Step 7: Calculate S/N

def compute_signal_to_noise(spectrum, noise=(-95.00, -100.00), plot=False):

This code calculates the S/N ratio for each peak. The signal level is defined as the maximum intensity in the baseline-subtracted peak region divided by 2. The noise level is defined as the root-mean-square average of the baseline-subtracted noise region (-95.00,-100.00 in this example).

Step 8: Integrate Peaks

Running the next few cells will automatically integrate the spectra. This summary table shows the integals for each complete phase cycle. You may want to plot the integrals over time to ensure there are no outliers or drift.
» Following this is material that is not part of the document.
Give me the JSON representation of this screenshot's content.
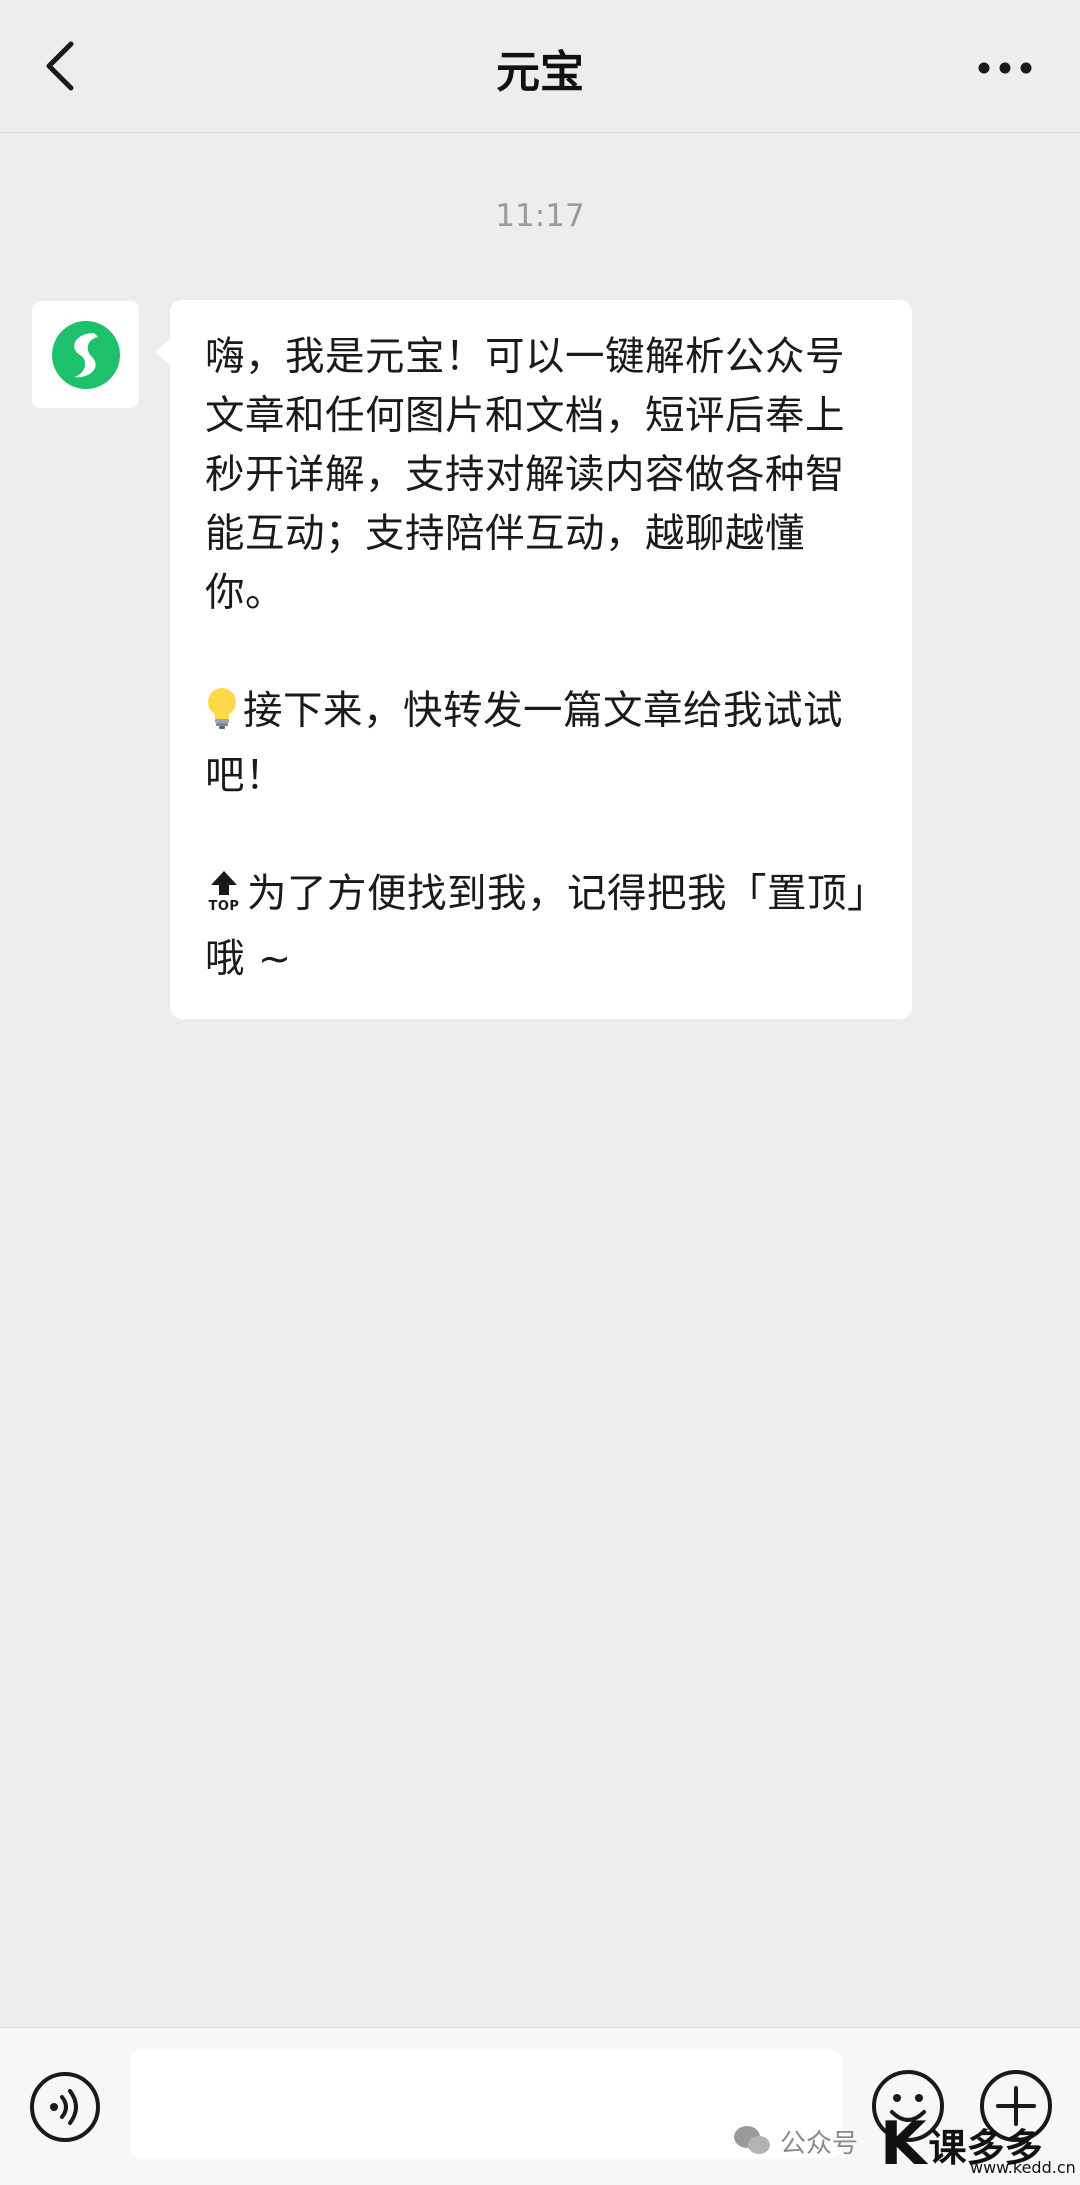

Step 9: Collect Summary Statistics

The final table of output shows a summary of all the key information for KIE calculation; specifically the average integrals over the whole acquisition, some associated statistics, and signal to noise ratios.

Pulse-Sequence-Specific Considerations

  • DEPT

    • Linear phase correction should be sufficient for most spectra.
    • Small fine phase adjustments may be necessary for spectra covering a wide chemical shift range.
  • MQF

    • Each satellite peak will appear as an antiphase doublet (i.e., one peak will be up and one will be down). Thus, use fine phase adjustment to invert the negative peaks.
      • Adding or subtracting 180° from the phases will invert the peaks.
    • Linear phase correction will not be able to adjust all the phases. Use p0 only and use fine adjustment to correct any remaining errors.
    • The integral of the residual 12C–19F peak is not useful for the KIE analysis, but can indicate the efficiency of suppression.
    • The undesired parent peaks should always be included in the peaks array so that they are excluded from the baseline calculation.
    • Because the presence of a 13C isotope changes the 19F chemical shift, the averaged center of the satellites is not the same as the center of the parent peak.
  • 19F

    • Careful phasing of the reference peak is essential for accuracy.
    • The baselines often contain slow oscillations. Ensure the baseline correction accurately captures these oscillations for best results.
    • Fine phase adjustments are generally not required.
  • 1H

    • Careful phasing of the reference peak is essential for accuracy.
    • These spectra often require very little p1 phase correction and should require no fine phase adjustments.